• search
  • Entrar — Criar Conta

Da Obra Poética de Myriam Coeli (Parte 2-2)

Colaborador de Navegos, equipado de extraordinária bagagem erudita, musical e linquística, realiza a mais ampla e profunda interpretação da poesia coeliana, colocando-a em seu devido lugar no Parnaso contemporâneo. Sua palavra é hidromel para leitores exemplares.

*Francisco Alexsandro Soares Alves

A obra-prima de Myriam Coeli são as cantigas reunidas em Cantigas de amigo, de 1980, dividido em 24 partes, um poema introdutório chamado de Fundamentos, seguido de 23 cantigas (I à XXIII). É um livro polêmico. Aqui, a poetisa escreve em um português que respira ares provençais e arcaicos. É um livro polêmico. Por dois motivos. Por que uma autora moderna, ciente das renovações estéticas na palavra trazida, por exemplo, pelos concretistas, se interessaria pela cantiga provençal? E por que uma mulher que vivenciou o socialismo soviético, o movimento feminista americano, os hippies e todo a renovação social nos costumes que marcou o mundo na segunda metade do século XX se interessaria pelos temas das cantigas de Dom Dinis?

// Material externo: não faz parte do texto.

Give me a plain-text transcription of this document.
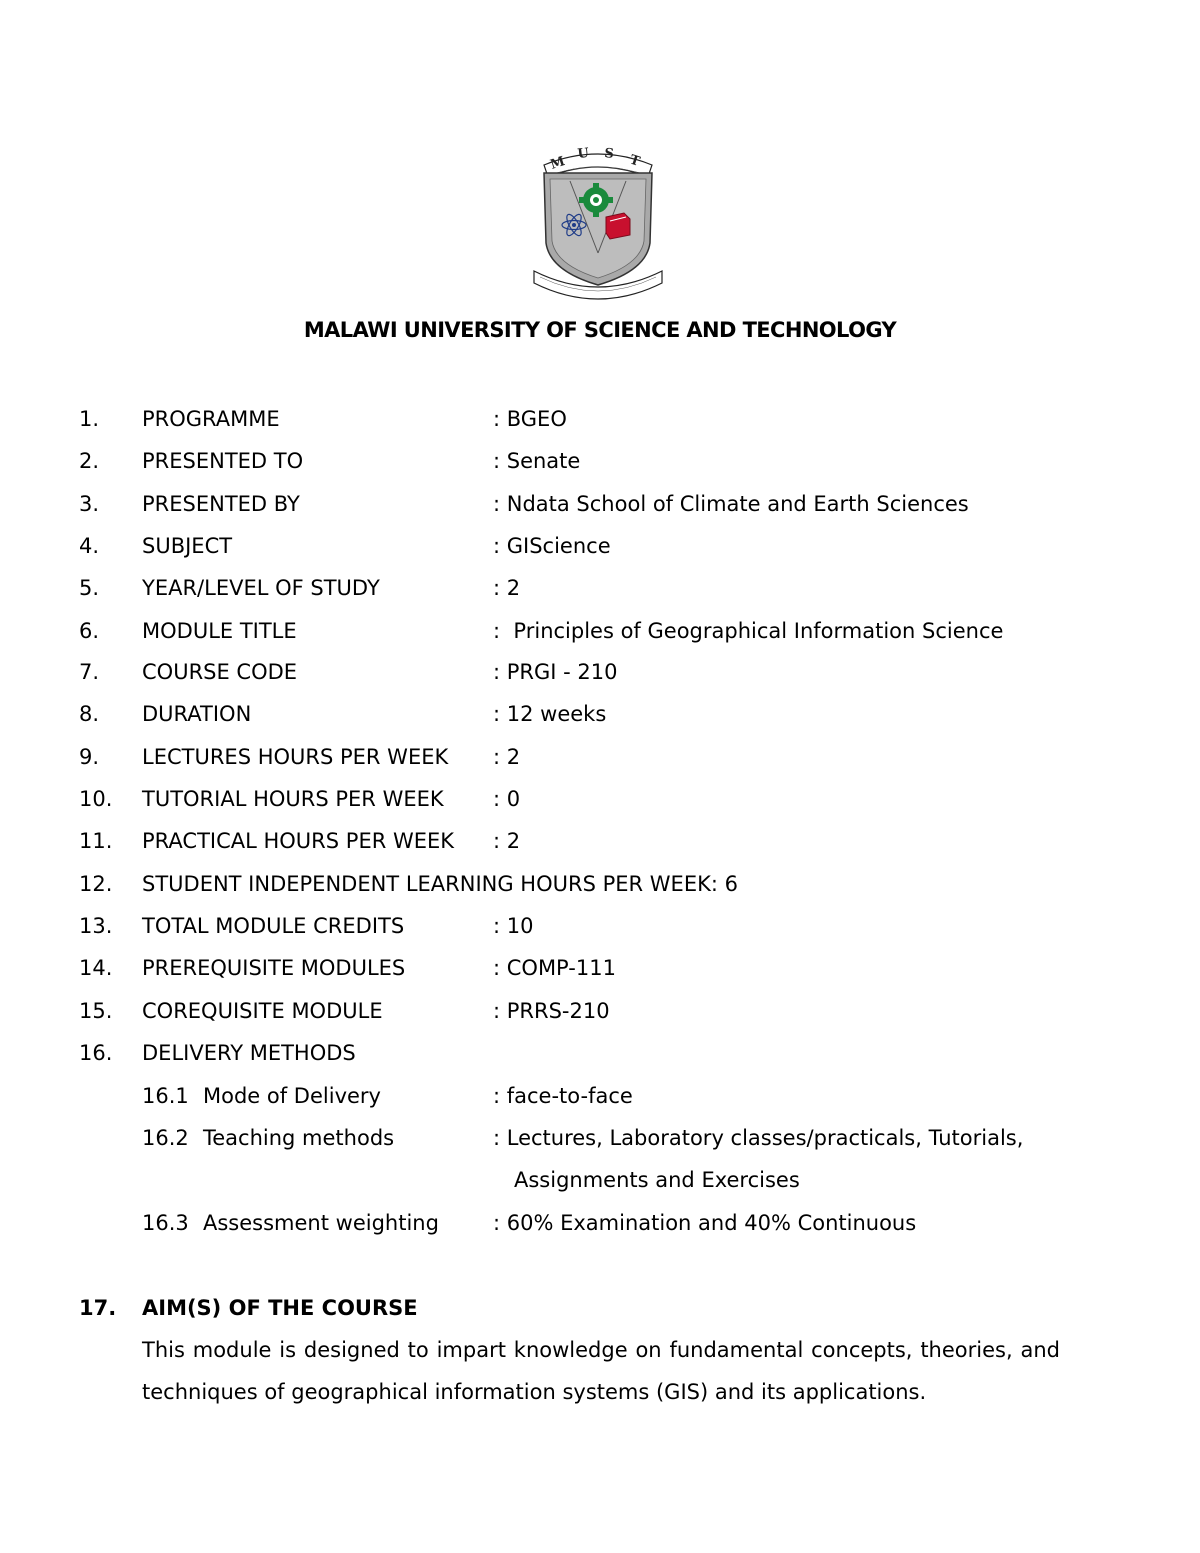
M
U S T
MALAWI UNIVERSITY OF SCIENCE AND TECHNOLOGY
1. PROGRAMME	: BGEO
2. PRESENTED TO	: Senate
3. PRESENTED BY	: Ndata School of Climate and Earth Sciences
4. SUBJECT	: GIScience
5. YEAR/LEVEL OF STUDY	: 2
6. MODULE TITLE	:  Principles of Geographical Information Science
7. COURSE CODE	: PRGI - 210
8. DURATION	: 12 weeks
9. LECTURES HOURS PER WEEK : 2
10. TUTORIAL HOURS PER WEEK : 0
11. PRACTICAL HOURS PER WEEK : 2
12. STUDENT INDEPENDENT LEARNING HOURS PER WEEK: 6
13. TOTAL MODULE CREDITS	: 10
14. PREREQUISITE MODULES	: COMP-111
15. COREQUISITE MODULE	: PRRS-210
16. DELIVERY METHODS
16.1 Mode of Delivery	: face-to-face
16.2 Teaching methods	: Lectures, Laboratory classes/practicals, Tutorials,
Assignments and Exercises
16.3 Assessment weighting	: 60% Examination and 40% Continuous
17. AIM(S) OF THE COURSE
This module is designed to impart knowledge on fundamental concepts, theories, and
techniques of geographical information systems (GIS) and its applications.
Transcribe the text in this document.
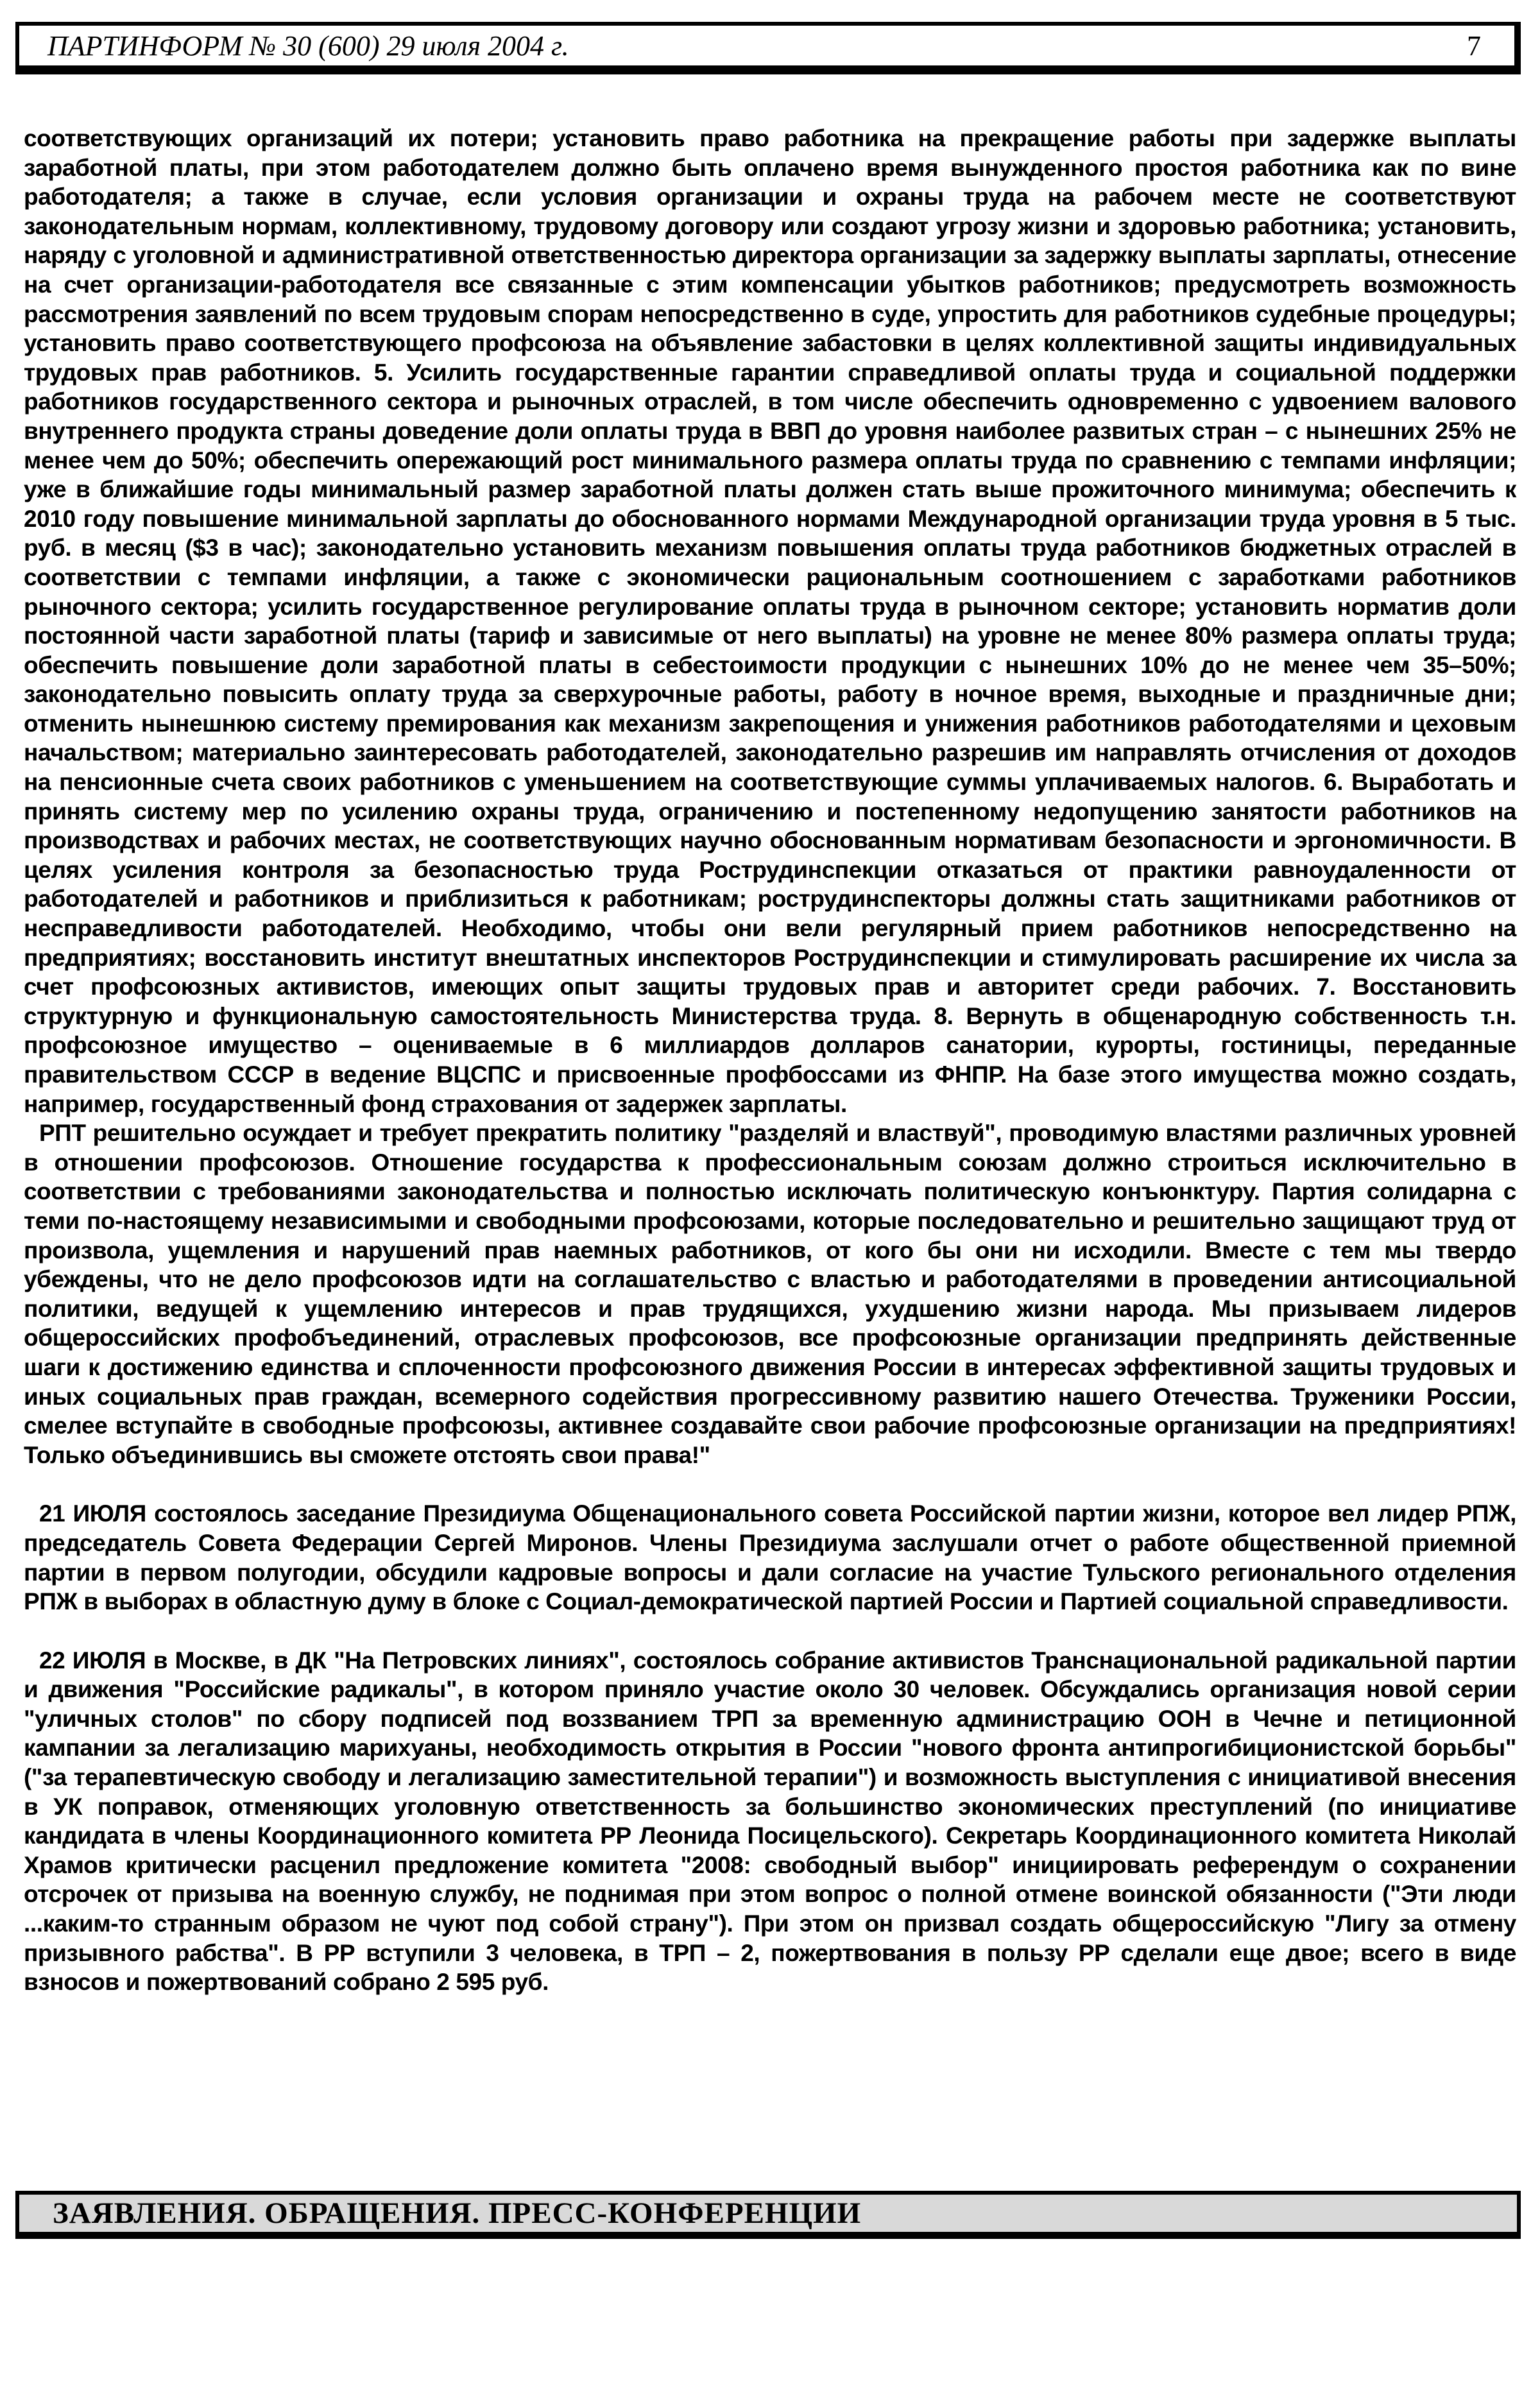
ПАРТИНФОРМ № 30 (600) 29 июля 2004 г.	7

соответствующих организаций их потери; установить право работника на прекращение работы при задержке выплаты заработной платы, при этом работодателем должно быть оплачено время вынужденного простоя работника как по вине работодателя; а также в случае, если условия организации и охраны труда на рабочем месте не соответствуют законодательным нормам, коллективному, трудовому договору или создают угрозу жизни и здоровью работника; установить, наряду с уголовной и административной ответственностью директора организации за задержку выплаты зарплаты, отнесение на счет организации-работодателя все связанные с этим компенсации убытков работников; предусмотреть возможность рассмотрения заявлений по всем трудовым спорам непосредственно в суде, упростить для работников судебные процедуры; установить право соответствующего профсоюза на объявление забастовки в целях коллективной защиты индивидуальных трудовых прав работников. 5. Усилить государственные гарантии справедливой оплаты труда и социальной поддержки работников государственного сектора и рыночных отраслей, в том числе обеспечить одновременно с удвоением валового внутреннего продукта страны доведение доли оплаты труда в ВВП до уровня наиболее развитых стран – с нынешних 25% не менее чем до 50%; обеспечить опережающий рост минимального размера оплаты труда по сравнению с темпами инфляции; уже в ближайшие годы минимальный размер заработной платы должен стать выше прожиточного минимума; обеспечить к 2010 году повышение минимальной зарплаты до обоснованного нормами Международной организации труда уровня в 5 тыс. руб. в месяц ($3 в час); законодательно установить механизм повышения оплаты труда работников бюджетных отраслей в соответствии с темпами инфляции, а также с экономически рациональным соотношением с заработками работников рыночного сектора; усилить государственное регулирование оплаты труда в рыночном секторе; установить норматив доли постоянной части заработной платы (тариф и зависимые от него выплаты) на уровне не менее 80% размера оплаты труда; обеспечить повышение доли заработной платы в себестоимости продукции с нынешних 10% до не менее чем 35–50%; законодательно повысить оплату труда за сверхурочные работы, работу в ночное время, выходные и праздничные дни; отменить нынешнюю систему премирования как механизм закрепощения и унижения работников работодателями и цеховым начальством; материально заинтересовать работодателей, законодательно разрешив им направлять отчисления от доходов на пенсионные счета своих работников с уменьшением на соответствующие суммы уплачиваемых налогов. 6. Выработать и принять систему мер по усилению охраны труда, ограничению и постепенному недопущению занятости работников на производствах и рабочих местах, не соответствующих научно обоснованным нормативам безопасности и эргономичности. В целях усиления контроля за безопасностью труда Рострудинспекции отказаться от практики равноудаленности от работодателей и работников и приблизиться к работникам; рострудинспекторы должны стать защитниками работников от несправедливости работодателей. Необходимо, чтобы они вели регулярный прием работников непосредственно на предприятиях; восстановить институт внештатных инспекторов Рострудинспекции и стимулировать расширение их числа за счет профсоюзных активистов, имеющих опыт защиты трудовых прав и авторитет среди рабочих. 7. Восстановить структурную и функциональную самостоятельность Министерства труда. 8. Вернуть в общенародную собственность т.н. профсоюзное имущество – оцениваемые в 6 миллиардов долларов санатории, курорты, гостиницы, переданные правительством СССР в ведение ВЦСПС и присвоенные профбоссами из ФНПР. На базе этого имущества можно создать, например, государственный фонд страхования от задержек зарплаты.

РПТ решительно осуждает и требует прекратить политику "разделяй и властвуй", проводимую властями различных уровней в отношении профсоюзов. Отношение государства к профессиональным союзам должно строиться исключительно в соответствии с требованиями законодательства и полностью исключать политическую конъюнктуру. Партия солидарна с теми по-настоящему независимыми и свободными профсоюзами, которые последовательно и решительно защищают труд от произвола, ущемления и нарушений прав наемных работников, от кого бы они ни исходили. Вместе с тем мы твердо убеждены, что не дело профсоюзов идти на соглашательство с властью и работодателями в проведении антисоциальной политики, ведущей к ущемлению интересов и прав трудящихся, ухудшению жизни народа. Мы призываем лидеров общероссийских профобъединений, отраслевых профсоюзов, все профсоюзные организации предпринять действенные шаги к достижению единства и сплоченности профсоюзного движения России в интересах эффективной защиты трудовых и иных социальных прав граждан, всемерного содействия прогрессивному развитию нашего Отечества. Труженики России, смелее вступайте в свободные профсоюзы, активнее создавайте свои рабочие профсоюзные организации на предприятиях! Только объединившись вы сможете отстоять свои права!"

21 ИЮЛЯ состоялось заседание Президиума Общенационального совета Российской партии жизни, которое вел лидер РПЖ, председатель Совета Федерации Сергей Миронов. Члены Президиума заслушали отчет о работе общественной приемной партии в первом полугодии, обсудили кадровые вопросы и дали согласие на участие Тульского регионального отделения РПЖ в выборах в областную думу в блоке с Социал-демократической партией России и Партией социальной справедливости.

22 ИЮЛЯ в Москве, в ДК "На Петровских линиях", состоялось собрание активистов Транснациональной радикальной партии и движения "Российские радикалы", в котором приняло участие около 30 человек. Обсуждались организация новой серии "уличных столов" по сбору подписей под воззванием ТРП за временную администрацию ООН в Чечне и петиционной кампании за легализацию марихуаны, необходимость открытия в России "нового фронта антипрогибиционистской борьбы" ("за терапевтическую свободу и легализацию заместительной терапии") и возможность выступления с инициативой внесения в УК поправок, отменяющих уголовную ответственность за большинство экономических преступлений (по инициативе кандидата в члены Координационного комитета РР Леонида Посицельского). Секретарь Координационного комитета Николай Храмов критически расценил предложение комитета "2008: свободный выбор" инициировать референдум о сохранении отсрочек от призыва на военную службу, не поднимая при этом вопрос о полной отмене воинской обязанности ("Эти люди ...каким-то странным образом не чуют под собой страну"). При этом он призвал создать общероссийскую "Лигу за отмену призывного рабства". В РР вступили 3 человека, в ТРП – 2, пожертвования в пользу РР сделали еще двое; всего в виде взносов и пожертвований собрано 2 595 руб.

ЗАЯВЛЕНИЯ. ОБРАЩЕНИЯ. ПРЕСС-КОНФЕРЕНЦИИ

Eu imagino que respostas a essas perguntas não devem conter desculpas para a forma e muito menos tentar enquadrar esse livro em um feminismo forçado.

Primeiro, a forma é atemporal. Seja o soneto, a glosa, a trova. A forma se encaixa na vontade do homem de impor seu mundo através da ordem e do conhecimento sistematizados e racionalizados, não há nada mais humano do que a forma. Enquanto existir humano, existirá a forma. A questão nem deveria esbarrar na forma, porém depois dos campos estéticos plantados pelos concretistas, o poeta se vê obrigado a uma justificativa quando trabalha com o que sempre foi seu assunto – a palavra, e exatamente porque usa a palavra como formadora do verso, como unidade rítmica e formal e não a palavra que é apenas acessório para uma brincadeira no espaço até descambar em um plano que por fim é uma espécie de comunicação não-verbal. Não foi à toa que Ferreira Gullar, nosso maior poeta vivo, negou o neoconcretismo e retornou ao vinho da boa e velha palavra e que é sempre a boa e velha palavra.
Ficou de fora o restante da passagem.